Solche Interessenkonflikte seien bewusst ignoriert worden, schreiben Hoffman und Mitarbeiter.
"Der Hoffman-Report offenbart ein zuvor unbekanntes und höchst problematisches Ausmaß an geheimen Absprachen … zwischen einer kleinen Gruppe von APA-Repräsentanten und Regierungsmitarbeitern", gibt die APA in einer Pressemitteilung zu.
"Unsere internen Kontrollmechanismen haben versagt. Es war nicht Absicht der Organisation, menschenunwürdige Verhörtechniken zu ermöglichen oder zu Menschenrechtsverletzungen beizutragen, aber dies könnte das Ergebnis gewesen sein."
"Verrat an ethischen und rechtlichen Prinzipien"
Als eine erste Konsequenz aus dem Report hat die APA ihre umstrittenen Empfehlungen der Task Force aus dem Jahr 2005 zurückgezogen.

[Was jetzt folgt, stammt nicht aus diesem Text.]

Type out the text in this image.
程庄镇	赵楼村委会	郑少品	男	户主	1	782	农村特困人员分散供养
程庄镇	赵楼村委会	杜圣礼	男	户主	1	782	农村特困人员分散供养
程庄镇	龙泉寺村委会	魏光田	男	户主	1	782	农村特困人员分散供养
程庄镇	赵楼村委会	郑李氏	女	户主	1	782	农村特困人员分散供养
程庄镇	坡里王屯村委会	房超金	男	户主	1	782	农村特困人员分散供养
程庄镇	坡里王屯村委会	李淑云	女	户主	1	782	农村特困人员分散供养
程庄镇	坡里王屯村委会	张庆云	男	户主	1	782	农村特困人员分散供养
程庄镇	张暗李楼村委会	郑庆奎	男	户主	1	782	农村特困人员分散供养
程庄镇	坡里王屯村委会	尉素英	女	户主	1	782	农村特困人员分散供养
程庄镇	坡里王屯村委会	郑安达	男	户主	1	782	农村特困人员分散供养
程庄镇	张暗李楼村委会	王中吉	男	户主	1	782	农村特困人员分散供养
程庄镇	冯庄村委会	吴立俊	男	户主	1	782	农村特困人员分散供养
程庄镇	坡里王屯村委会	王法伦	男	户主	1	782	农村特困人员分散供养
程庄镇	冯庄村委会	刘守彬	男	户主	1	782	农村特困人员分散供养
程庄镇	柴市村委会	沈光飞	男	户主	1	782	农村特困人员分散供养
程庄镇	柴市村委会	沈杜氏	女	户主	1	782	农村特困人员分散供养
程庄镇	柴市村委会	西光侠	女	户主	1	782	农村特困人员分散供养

Diese hatten es Psychologen erlaubt, sich an den "harsh interrogations" zu beteiligen.
Ein interner Untersuchungsausschuss empfahl der APA nun, weitreichende Konsequenzen aus den Vorfällen zu ziehen.
So solle klargestellt werden, dass sich ihre Mitglieder an militärischen oder geheimdienstlichen Verhören nicht mehr beteiligen, auch wird die Einrichtung einer Reihe von Kontrollgremien empfohlen, die ethische Richtlinien und finanzielle Verstrickungen der Organisation und ihrer Mitglieder besser überwachen.
So mancher im US-Gesundheitswesen traut den Selbstheilungskräften des Psychologenverbands aber nicht.
Die Vereinigung "Ärzte für Menschenrechte" (Physicans for Human Rights) fordert strafrechtliche Ermittlungen gegen die APA-Verantwortlichen und eine gründlichere Aufklärung ihrer Verstrickungen.
Die Verstrickungen der APA mit den Sicherheitsbehörden werden darin als einer der größten medizinischen Skandale in der US-Geschichte bezeichnet.
Wie es aussieht, wird die APA an diesem Skandal noch eine Weile zu knabbern haben.